IoT Security Frameworks - Third Issue
The cryptographic security methods we saw in the previous issues form an important component in IoT Security frameworks.
Security frameworks have as their main characteristics:
• Confidentiality: it disallows unwanted access to sensitive information.
• Integrity: it protects the transmitted data for unwanted modification or tampering.
• Availability: it is related to the ability of accessing the data when they are needed.
Typical attacks which can break these characteristics by exploiting vulnerabilities in the system are: RF interference, node tampering, jamming, man-in-the-middle attack, Denial of service attack, virus and worms, malicious scripts among many others.
The IoT world comprises small devices which are inherently insecure and the IoT Systems are vulnerable to attacks.
IoT Security Frameworks, in addition to being able to address Data anomaly detection, remote attestation or packet filtering issues in order to mitigate these complex attacks, should be scalable and support ease of testing.
If the IoT System is a complex one comprising large number of heterogeneous devices, detecting data anomalies and compromised nodes becomes very difficult and can be complicated if there are communication errors due to injection of malicious data.

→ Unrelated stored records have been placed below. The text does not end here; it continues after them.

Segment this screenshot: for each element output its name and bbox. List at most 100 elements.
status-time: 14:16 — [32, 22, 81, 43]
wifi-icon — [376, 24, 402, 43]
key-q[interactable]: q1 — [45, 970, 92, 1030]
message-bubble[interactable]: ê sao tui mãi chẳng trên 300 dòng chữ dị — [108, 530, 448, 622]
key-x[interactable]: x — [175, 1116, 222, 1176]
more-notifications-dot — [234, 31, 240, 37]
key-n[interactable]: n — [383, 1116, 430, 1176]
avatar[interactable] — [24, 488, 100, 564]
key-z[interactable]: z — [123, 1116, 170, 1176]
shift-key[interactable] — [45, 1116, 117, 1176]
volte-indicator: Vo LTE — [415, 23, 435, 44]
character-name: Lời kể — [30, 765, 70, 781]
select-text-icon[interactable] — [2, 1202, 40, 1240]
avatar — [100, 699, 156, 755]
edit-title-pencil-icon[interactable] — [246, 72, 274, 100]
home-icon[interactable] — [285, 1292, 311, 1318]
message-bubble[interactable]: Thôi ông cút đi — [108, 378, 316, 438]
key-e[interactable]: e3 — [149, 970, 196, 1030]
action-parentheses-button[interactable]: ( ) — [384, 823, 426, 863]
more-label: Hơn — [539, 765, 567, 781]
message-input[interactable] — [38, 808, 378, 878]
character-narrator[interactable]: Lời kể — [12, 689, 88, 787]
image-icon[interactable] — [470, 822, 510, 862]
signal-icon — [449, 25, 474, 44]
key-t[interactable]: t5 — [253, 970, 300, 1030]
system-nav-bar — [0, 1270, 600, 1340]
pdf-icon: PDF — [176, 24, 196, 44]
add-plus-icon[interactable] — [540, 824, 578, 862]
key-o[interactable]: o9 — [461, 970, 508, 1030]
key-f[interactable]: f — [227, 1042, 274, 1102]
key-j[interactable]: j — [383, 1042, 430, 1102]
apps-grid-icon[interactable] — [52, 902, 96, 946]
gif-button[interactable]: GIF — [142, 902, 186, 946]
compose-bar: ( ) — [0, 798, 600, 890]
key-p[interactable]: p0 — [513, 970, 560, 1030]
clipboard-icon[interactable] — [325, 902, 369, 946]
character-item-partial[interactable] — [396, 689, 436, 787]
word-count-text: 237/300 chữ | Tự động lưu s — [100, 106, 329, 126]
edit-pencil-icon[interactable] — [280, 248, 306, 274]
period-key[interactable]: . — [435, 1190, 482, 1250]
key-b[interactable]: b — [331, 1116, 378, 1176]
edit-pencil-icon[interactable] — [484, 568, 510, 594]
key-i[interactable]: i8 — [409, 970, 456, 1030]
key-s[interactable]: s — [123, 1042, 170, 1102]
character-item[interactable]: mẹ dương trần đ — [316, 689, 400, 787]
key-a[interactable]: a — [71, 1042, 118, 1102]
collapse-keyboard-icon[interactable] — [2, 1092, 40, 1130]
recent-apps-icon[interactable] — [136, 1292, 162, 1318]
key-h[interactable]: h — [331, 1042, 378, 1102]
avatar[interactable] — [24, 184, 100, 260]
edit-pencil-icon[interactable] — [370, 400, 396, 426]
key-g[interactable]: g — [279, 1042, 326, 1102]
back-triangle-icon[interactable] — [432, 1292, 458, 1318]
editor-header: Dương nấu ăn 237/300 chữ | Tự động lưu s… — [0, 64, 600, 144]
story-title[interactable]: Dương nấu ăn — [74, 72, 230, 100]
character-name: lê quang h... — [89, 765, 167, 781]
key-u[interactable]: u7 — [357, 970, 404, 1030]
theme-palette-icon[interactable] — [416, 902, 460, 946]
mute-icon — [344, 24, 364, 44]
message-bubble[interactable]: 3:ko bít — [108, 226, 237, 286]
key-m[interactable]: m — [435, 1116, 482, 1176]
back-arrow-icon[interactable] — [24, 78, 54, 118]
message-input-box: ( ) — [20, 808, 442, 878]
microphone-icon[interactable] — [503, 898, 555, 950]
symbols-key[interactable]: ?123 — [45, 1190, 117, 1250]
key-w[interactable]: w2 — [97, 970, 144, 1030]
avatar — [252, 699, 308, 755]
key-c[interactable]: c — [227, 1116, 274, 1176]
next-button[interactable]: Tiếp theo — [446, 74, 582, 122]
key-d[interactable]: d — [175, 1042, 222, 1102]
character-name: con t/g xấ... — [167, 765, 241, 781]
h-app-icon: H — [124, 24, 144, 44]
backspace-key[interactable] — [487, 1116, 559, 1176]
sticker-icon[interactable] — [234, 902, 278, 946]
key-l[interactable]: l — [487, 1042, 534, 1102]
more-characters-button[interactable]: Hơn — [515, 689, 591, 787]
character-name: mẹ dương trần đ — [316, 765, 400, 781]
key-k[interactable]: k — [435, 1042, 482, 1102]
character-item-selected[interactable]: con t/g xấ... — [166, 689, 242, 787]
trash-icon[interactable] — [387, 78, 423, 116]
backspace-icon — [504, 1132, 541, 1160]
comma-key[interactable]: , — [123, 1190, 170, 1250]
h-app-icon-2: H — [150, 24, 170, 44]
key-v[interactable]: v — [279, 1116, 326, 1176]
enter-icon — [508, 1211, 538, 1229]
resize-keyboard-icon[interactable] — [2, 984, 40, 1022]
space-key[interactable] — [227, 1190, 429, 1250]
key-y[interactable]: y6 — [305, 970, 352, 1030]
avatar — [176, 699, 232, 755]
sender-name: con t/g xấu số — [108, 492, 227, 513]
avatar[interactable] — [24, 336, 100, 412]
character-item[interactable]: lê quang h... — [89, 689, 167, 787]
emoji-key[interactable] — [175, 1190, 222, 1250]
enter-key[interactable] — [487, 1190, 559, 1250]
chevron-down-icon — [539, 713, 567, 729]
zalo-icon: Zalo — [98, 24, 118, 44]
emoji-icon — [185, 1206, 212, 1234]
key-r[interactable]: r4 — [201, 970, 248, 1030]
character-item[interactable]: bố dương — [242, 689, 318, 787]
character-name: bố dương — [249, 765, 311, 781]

Two generic IoT Frameworks which have made considerable efforts to tackle these issues are Internet of Things Architecture (IoT-A) or Core Platform of the Future Internet (FiWARE). While FiWARE implements a “security-by-design” paradigm with generic components (such as monitoring, identity, and confidentiality management, context security or secure storage), IoT-A uses a trust model involving Trust domains, Trust evaluation mechanisms, Behavior analysis and such security aspects.
The interaction of different security modules in the framework is ensured by establishing a trust relationship based on the authentication mechanism. The trust relationship is established using digital certificates, asymmetric keys or pre-shared symmetric keys, depending on the constraints of the devices involved.
“IoT security will be complicated by the fact that many “Things” use simple processors and OS…” - Gartner
Importantly, most of the good security algorithms developed so far - which typically involve large numbers and complex methods of handling them - find it challenging to fit into the current IoT or Industrial IoT hardware due to limitations related to size, power, speed, processing power, etc.
Moreover, since IoT allows sensor and actuator devices to communicate end-to-end through the system, the security techniques implemented by IoT end-nodes impact the rest of the involved devices.
With IoT devices and systems becoming more prevalent, paradoxically more and more consumers are concerned about the safety and security of the devices and there is more awareness of the security risks involved.
In conclusion, with the IoT market growing at an explosive rate, good developments in IoT Security and advancements are much needed and urgent.